Thursday, 30 August 2012

Crowd Sourced

Another cinema, another senseless urban mass-killing. When will it stop, they ask.

The answer? Never.

Gun ownership in the land is entrenched. It's a person's right to bear arms. It's in the consitution, dummy. Don't beat yourself over it!

But these are modern times, right?. Do we still allow people access to powerful weapons like semi-automatics?

It's not the guns that kill, stupid. It's the people.... so goes the argument. Meanwhile, people continue to die in the most innocent and unexpected ways.

Ok, so it is going to happen again.
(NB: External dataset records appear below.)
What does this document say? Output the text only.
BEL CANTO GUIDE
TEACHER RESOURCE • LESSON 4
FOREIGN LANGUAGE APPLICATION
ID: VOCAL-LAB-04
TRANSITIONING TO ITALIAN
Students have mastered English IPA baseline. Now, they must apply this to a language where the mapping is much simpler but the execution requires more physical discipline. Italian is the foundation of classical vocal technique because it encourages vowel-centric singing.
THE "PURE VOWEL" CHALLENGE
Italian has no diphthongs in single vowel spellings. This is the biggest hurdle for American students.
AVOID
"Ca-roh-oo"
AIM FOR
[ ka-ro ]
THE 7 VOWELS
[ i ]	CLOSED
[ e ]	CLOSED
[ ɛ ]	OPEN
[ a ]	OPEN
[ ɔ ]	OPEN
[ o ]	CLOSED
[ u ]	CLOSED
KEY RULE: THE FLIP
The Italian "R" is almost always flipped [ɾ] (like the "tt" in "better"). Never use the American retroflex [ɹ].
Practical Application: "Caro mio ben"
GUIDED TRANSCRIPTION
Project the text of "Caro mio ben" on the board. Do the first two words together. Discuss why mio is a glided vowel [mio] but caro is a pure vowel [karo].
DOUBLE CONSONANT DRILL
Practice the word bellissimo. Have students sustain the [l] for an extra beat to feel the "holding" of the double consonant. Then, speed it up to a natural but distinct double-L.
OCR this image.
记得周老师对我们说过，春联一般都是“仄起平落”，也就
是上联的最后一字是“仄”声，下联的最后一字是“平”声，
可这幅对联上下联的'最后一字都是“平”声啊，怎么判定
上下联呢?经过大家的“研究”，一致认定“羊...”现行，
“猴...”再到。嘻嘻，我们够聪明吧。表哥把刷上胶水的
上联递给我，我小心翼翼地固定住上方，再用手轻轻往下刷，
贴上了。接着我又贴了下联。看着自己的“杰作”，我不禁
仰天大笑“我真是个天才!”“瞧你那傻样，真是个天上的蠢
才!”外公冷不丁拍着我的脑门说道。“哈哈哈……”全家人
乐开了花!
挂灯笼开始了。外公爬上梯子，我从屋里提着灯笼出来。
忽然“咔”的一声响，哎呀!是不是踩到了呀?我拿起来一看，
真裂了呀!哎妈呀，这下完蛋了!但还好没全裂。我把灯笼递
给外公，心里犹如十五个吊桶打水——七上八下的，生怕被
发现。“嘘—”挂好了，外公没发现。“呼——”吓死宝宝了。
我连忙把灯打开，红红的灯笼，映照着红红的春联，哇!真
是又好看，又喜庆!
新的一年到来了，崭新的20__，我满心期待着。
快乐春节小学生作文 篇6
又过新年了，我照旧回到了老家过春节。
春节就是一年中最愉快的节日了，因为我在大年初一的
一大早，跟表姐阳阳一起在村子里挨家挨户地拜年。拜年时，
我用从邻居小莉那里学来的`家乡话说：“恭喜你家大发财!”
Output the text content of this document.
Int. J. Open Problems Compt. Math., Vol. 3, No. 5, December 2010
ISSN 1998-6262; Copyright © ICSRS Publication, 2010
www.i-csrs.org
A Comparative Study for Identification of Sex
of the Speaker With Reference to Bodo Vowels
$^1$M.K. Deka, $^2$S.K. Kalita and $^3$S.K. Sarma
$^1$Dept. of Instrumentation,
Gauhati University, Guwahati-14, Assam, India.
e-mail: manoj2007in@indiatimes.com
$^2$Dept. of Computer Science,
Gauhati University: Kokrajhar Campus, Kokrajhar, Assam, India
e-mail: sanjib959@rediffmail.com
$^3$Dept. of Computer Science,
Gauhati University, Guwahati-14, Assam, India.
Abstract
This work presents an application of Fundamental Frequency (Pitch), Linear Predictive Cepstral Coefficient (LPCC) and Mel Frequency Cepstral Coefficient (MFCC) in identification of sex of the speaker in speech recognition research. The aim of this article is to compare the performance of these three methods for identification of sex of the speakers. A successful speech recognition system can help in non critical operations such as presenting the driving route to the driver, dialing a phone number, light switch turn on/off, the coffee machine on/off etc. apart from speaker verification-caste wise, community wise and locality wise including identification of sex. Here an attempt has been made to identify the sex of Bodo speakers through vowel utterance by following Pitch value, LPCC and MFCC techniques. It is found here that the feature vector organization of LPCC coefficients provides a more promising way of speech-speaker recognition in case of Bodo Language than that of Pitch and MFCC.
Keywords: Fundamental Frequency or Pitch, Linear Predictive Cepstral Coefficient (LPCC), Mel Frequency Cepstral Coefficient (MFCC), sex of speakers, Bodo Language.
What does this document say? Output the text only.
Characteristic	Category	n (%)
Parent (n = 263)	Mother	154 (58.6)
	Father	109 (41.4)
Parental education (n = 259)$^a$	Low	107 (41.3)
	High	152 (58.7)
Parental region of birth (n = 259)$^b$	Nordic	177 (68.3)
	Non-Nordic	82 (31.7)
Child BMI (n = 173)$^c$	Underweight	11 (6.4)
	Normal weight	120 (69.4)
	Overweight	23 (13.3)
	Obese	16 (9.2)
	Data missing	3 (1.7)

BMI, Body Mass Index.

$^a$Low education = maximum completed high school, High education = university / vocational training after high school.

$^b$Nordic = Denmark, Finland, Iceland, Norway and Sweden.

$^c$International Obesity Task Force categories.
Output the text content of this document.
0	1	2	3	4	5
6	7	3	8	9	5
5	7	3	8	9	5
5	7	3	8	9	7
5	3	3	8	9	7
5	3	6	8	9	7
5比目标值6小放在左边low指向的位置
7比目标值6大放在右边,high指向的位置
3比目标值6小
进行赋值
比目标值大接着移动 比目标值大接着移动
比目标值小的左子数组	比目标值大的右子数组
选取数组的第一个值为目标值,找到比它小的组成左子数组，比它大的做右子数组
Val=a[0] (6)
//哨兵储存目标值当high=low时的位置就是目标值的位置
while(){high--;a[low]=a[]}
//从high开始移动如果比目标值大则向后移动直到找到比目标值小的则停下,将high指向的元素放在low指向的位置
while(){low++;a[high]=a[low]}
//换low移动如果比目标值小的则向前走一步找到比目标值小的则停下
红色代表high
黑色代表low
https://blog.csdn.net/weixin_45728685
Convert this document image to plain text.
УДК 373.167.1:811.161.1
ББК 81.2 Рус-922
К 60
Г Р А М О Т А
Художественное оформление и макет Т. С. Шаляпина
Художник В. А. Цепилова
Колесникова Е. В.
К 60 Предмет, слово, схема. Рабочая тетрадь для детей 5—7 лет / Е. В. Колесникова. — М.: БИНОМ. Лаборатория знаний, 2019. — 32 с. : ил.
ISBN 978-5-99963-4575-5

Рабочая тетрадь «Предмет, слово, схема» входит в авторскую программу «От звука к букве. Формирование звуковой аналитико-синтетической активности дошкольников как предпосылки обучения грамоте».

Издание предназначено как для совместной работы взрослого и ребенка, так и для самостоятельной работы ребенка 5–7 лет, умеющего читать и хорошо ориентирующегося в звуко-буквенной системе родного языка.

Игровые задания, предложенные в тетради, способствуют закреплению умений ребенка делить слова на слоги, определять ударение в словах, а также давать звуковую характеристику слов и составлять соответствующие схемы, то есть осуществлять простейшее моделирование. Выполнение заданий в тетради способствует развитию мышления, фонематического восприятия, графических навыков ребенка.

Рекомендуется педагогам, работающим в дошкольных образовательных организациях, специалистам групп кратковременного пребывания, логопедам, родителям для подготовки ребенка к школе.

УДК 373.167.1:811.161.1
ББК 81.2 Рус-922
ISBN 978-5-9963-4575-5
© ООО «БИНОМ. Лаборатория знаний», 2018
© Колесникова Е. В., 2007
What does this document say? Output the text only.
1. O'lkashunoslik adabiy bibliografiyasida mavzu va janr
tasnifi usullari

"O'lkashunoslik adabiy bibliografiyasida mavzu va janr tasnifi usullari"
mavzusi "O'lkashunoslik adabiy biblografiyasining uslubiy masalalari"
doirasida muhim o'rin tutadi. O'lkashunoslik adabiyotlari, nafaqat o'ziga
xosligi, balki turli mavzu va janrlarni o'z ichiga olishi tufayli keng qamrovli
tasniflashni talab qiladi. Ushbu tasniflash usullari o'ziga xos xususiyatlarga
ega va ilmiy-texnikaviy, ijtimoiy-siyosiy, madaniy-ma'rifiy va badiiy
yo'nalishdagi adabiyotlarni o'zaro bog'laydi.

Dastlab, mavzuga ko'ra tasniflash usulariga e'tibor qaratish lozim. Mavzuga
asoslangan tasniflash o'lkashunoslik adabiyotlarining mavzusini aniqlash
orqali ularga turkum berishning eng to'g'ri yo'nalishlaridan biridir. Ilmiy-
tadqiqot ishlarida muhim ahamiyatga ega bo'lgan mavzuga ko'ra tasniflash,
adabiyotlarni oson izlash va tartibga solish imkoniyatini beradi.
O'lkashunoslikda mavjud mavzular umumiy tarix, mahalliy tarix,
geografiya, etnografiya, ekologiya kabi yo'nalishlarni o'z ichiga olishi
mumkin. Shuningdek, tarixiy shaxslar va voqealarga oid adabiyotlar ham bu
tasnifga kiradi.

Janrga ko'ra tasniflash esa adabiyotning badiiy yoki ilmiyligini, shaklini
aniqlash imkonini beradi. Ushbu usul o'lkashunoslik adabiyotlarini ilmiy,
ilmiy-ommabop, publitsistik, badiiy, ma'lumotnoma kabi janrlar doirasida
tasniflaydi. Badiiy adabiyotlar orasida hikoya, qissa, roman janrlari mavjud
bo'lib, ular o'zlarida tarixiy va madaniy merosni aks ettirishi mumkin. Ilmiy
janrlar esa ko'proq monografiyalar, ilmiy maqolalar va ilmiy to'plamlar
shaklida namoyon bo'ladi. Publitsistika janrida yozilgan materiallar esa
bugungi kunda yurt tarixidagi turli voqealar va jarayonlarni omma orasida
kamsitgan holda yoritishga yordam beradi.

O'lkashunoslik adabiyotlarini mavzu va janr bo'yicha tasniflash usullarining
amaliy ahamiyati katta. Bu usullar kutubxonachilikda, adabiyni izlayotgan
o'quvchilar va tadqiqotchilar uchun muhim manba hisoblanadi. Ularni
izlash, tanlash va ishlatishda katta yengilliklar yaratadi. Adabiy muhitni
Another city, another mad man. Another cinema maybe. Or restaurant. Supermarket? Office? School more likely.


Bad press, that's what the arms manufacturers will continue to get. We have to do something about it, they say.

Meanwhile, more bad press. An infantry unit in Afghanistan has just shot dead a whole village of locals. Women and children even.

The shit is going to hit the fan on this one, says one weapon company CEO.

Hmm, an opportunity, says another.


Stress, that common enemy of soldiers. They make them do the darnest things. Kill civilians, kill their own. Kill themselves.

Let's take that stress away.

What? Stop war?

No, don't kid. We're just one company.

Then what?

De-weaponise them.

Huh? But we sell weapons!

Decisions lead to stress, stress leads to wrong decisions, more deaths. Wrongful deaths.

That's rather cryptic. Care to explain?

Sure. We split that decision.

What??? That's no explanation!


In the lab, the designers end a meeting. All smiles around. What a simple solution, they all agree, patting each other on the back. Semi. Auto. And now, 'Team'.


In the field, the soldiers reach another village. It's been a long dusty trek. The soldiers are weary. More insurgents to hunt, more houses to search, and more villagers to suspect.

The squad leader stops his troop. He whispers into his intercom. "Switch to Team now", he commands. Click. Then another, and another.

The troop enters the village, weapons poised. All clicked. It will take more than one soldier to decide to massacre a village. Impotent, the troop commander muses, but public relations safe. Meanwhile, he watches out for IEDs.


It's Saturday night, the carpark by the cineplex is full. A white car is the last to arrive.

The boot is popped. The driver unzips a bag and takes out a handgun. Then two more. He tucks them into his holster and waist belt. He puts on a jacket. It's not chilly but a cinema will soon turn cold.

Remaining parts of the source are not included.